Eu acho que, como dizia o historiador inglês Arnold Toynbee, no tempo de São Francisco, depois do caos do Império Romano que introduziu a moeda – estamos nos albores do sistema capitalista –, simultaneamente, apareceu a oposição. Francisco era uma pessoa antissistema. Justamente Ratzinger, em um artigo famoso, disse que São Francisco – que viveu no tempo do Papa Inocêncio III, que foi o imperador talvez mais rico de toda a história cristã – era o contraponto. Ele vivia uma resistência profética, sem fazer nenhuma crítica oral, mas percorrendo um caminho evangélico alternativo. Esse é o ensinamento de São Francisco, no plano do viver, o viver sem títulos sobre a terra e não em posições de poder. Francisco não era padre, era um leigo. E nós esquecemos isso. Com a figura de Francisco, esse papa assume todo um conjunto de valores: valoriza os leigos e os movimentos populares. Algo muito importante, porque o tema central do mundo agora não é a Igreja, mas sim o futuro da vida, o peso do ser humano. Ora, para mim, a pergunta é o que a Igreja Católica faz para ajudar a humanidade a sair dessa crise, que pode ser determinante. Francisco pode ser o papa do fim do mundo, porque construímos uma máquina de morte que pode destruir tudo. Para mim, a mensagem de São Francisco é a único que pode nos arrastar para o terceiro milênio: ou a tomamos, ou vamos rumo ao fim.
Mas o poder temporal da Igreja, o sistema do Estado vaticano podem se libertar da sujeição ao capitalismo?
Eu acho que é inútil pensar em uma reforma do sistema capitalista, que já deu tudo o que podia dar e chegou ao fim. É preciso ir rumo a outro paradigma, para um "bien vivir", como dizem os índios latino-americanos. É preciso superar a dimensão temporal, política, do Vaticano, uma monarquia absolutista do passado. É preciso renunciar às nunciaturas, utilizar os bancos éticos, descentralizar a Igreja. Por que o dicastério das missões não pode ficar na Ásia? Por que o dos direitos humanos e da justiça não pode vir para a América Latina? E por que o do diálogo intereclesiástico não vai para Genebra, juntamente com o Conselho Mundial de Igrejas? Essa descentralização já foi pensada no Concílio Vaticano II. Os últimos dois papas esvaziaram essa instância de funcionalidade da Igreja e foram rumo à centralização do governo. Na base social desse tipo de Igreja, há grupos fundamentalistas como o Opus Dei, Comunhão e Libertação, os Cruzados do Evangelho.
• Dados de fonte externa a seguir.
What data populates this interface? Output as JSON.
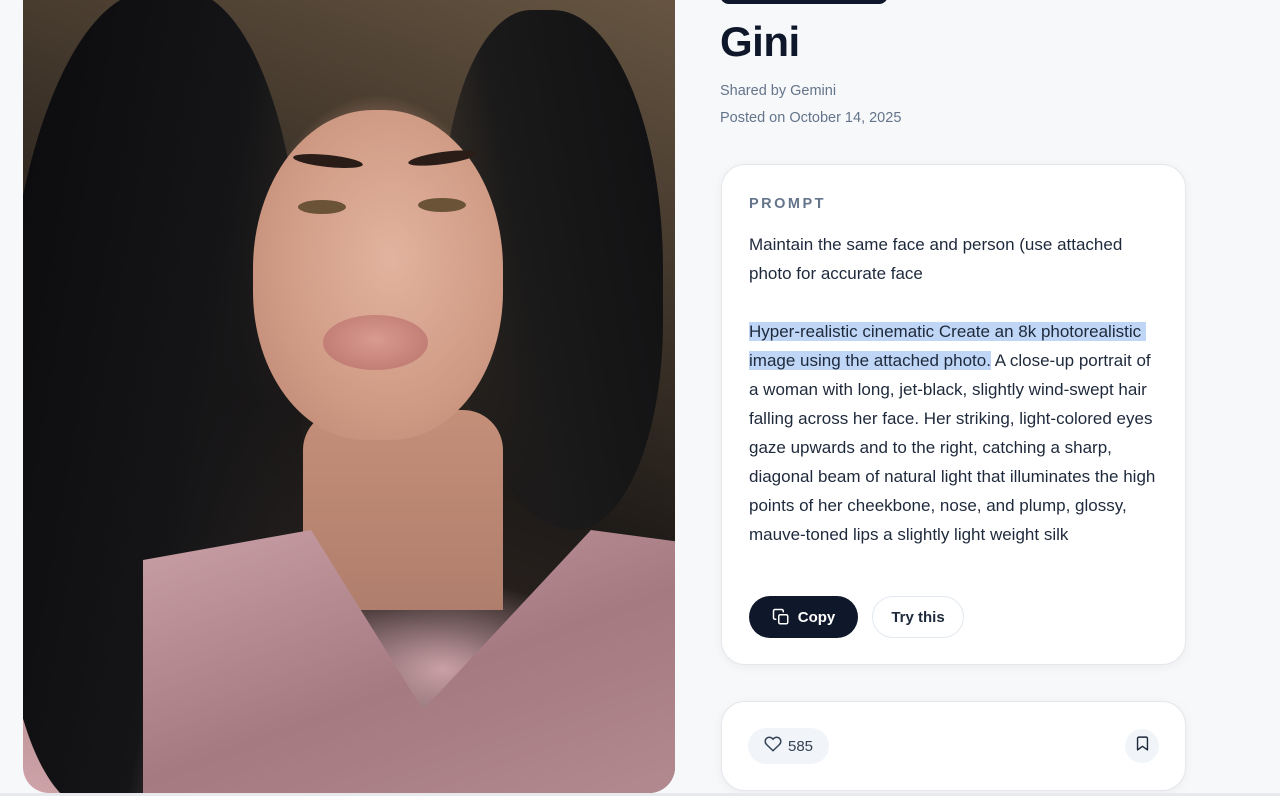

Portanto, o fato de ter preferido Bergoglio com relação ao cardeal brasileiro Odilo Scherer, membro da Comissão Cardinalícia de Vigilância do IOR, é um sinal muito importante?
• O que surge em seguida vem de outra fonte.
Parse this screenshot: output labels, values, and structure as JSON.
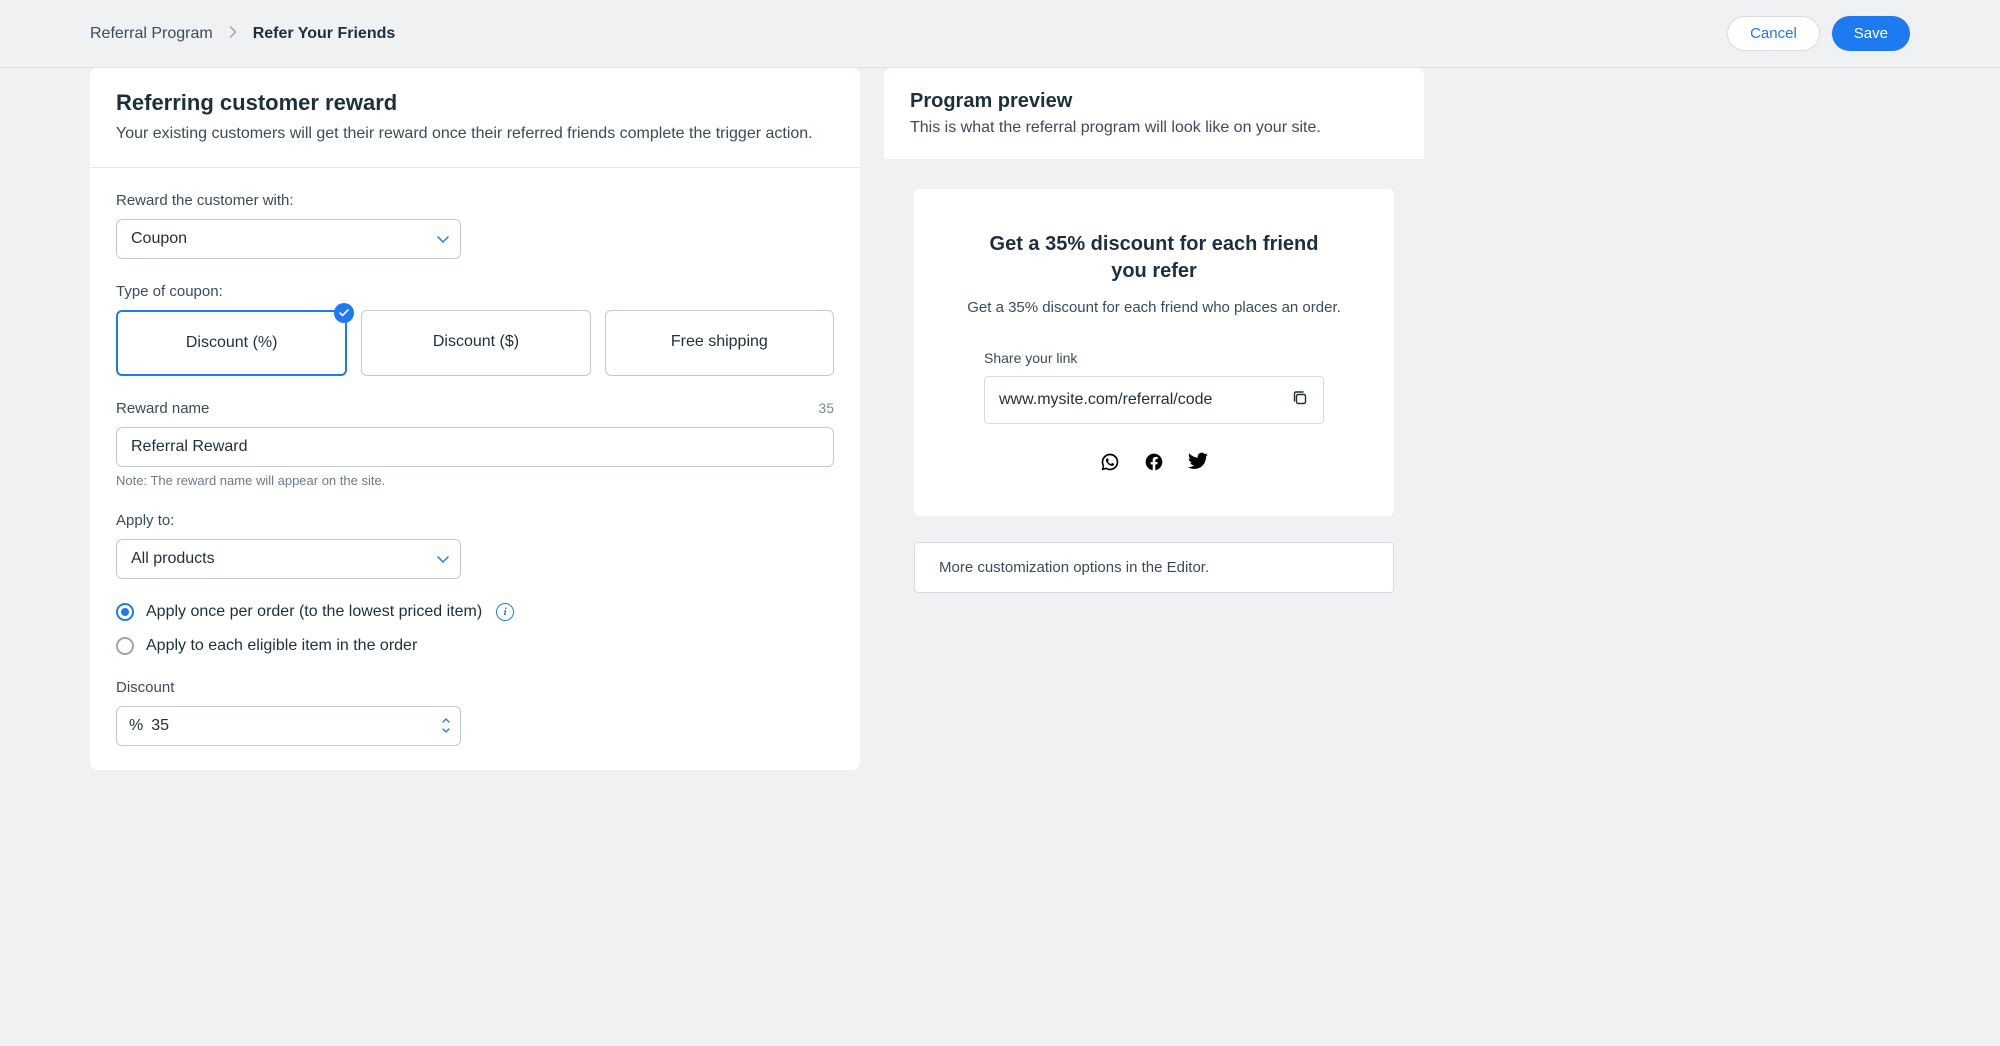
{
  "header": {
    "breadcrumb_parent": "Referral Program",
    "breadcrumb_current": "Refer Your Friends",
    "cancel_label": "Cancel",
    "save_label": "Save"
  },
  "form": {
    "title": "Referring customer reward",
    "subtitle": "Your existing customers will get their reward once their referred friends complete the trigger action.",
    "reward_with_label": "Reward the customer with:",
    "reward_with_value": "Coupon",
    "coupon_type_label": "Type of coupon:",
    "coupon_types": {
      "percent": "Discount (%)",
      "amount": "Discount ($)",
      "shipping": "Free shipping"
    },
    "reward_name_label": "Reward name",
    "reward_name_counter": "35",
    "reward_name_value": "Referral Reward",
    "reward_name_note": "Note: The reward name will appear on the site.",
    "apply_to_label": "Apply to:",
    "apply_to_value": "All products",
    "radio_once": "Apply once per order (to the lowest priced item)",
    "radio_each": "Apply to each eligible item in the order",
    "discount_label": "Discount",
    "discount_prefix": "%",
    "discount_value": "35"
  },
  "preview": {
    "title": "Program preview",
    "subtitle": "This is what the referral program will look like on your site.",
    "card_title": "Get a 35% discount for each friend you refer",
    "card_sub": "Get a 35% discount for each friend who places an order.",
    "share_label": "Share your link",
    "share_link": "www.mysite.com/referral/code",
    "editor_note": "More customization options in the Editor."
  }
}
Graças a Deus, Scherer – que era o candidato da Cúria Romana, um conservador com uma autoridade muito forte – não é o novo papa.
No entanto, o cardeal Bergoglio ficou marcado na Argentina pela sua campanha contra as uniões homossexuais.
Até agora, ninguém na Igreja podia se afastar dessa visão de mundo. Ele, no entanto, há alguns meses, permitiu que um casal homossexual adotasse uma criança. Isso significa que não é uma pessoa inflexível. Agora, pode abrir uma discussão ampla sobre o celibato, sobre a sexualidade, sobre a reintrodução dos padres casados. Porque a Igreja tem uma crise institucional tremenda, não pode ser uma ilha sozinha no meio do mar.
Qual é o bem comum da Igreja Católica?
É a tradição de Jesus, o amor incondicional. Unir os dois polos: o Pai nosso com o nosso pão. Isto é, abrir-se à transcendência e preocupar-se com quem têm fome e necessidade. Só assim pode-se dizer amém.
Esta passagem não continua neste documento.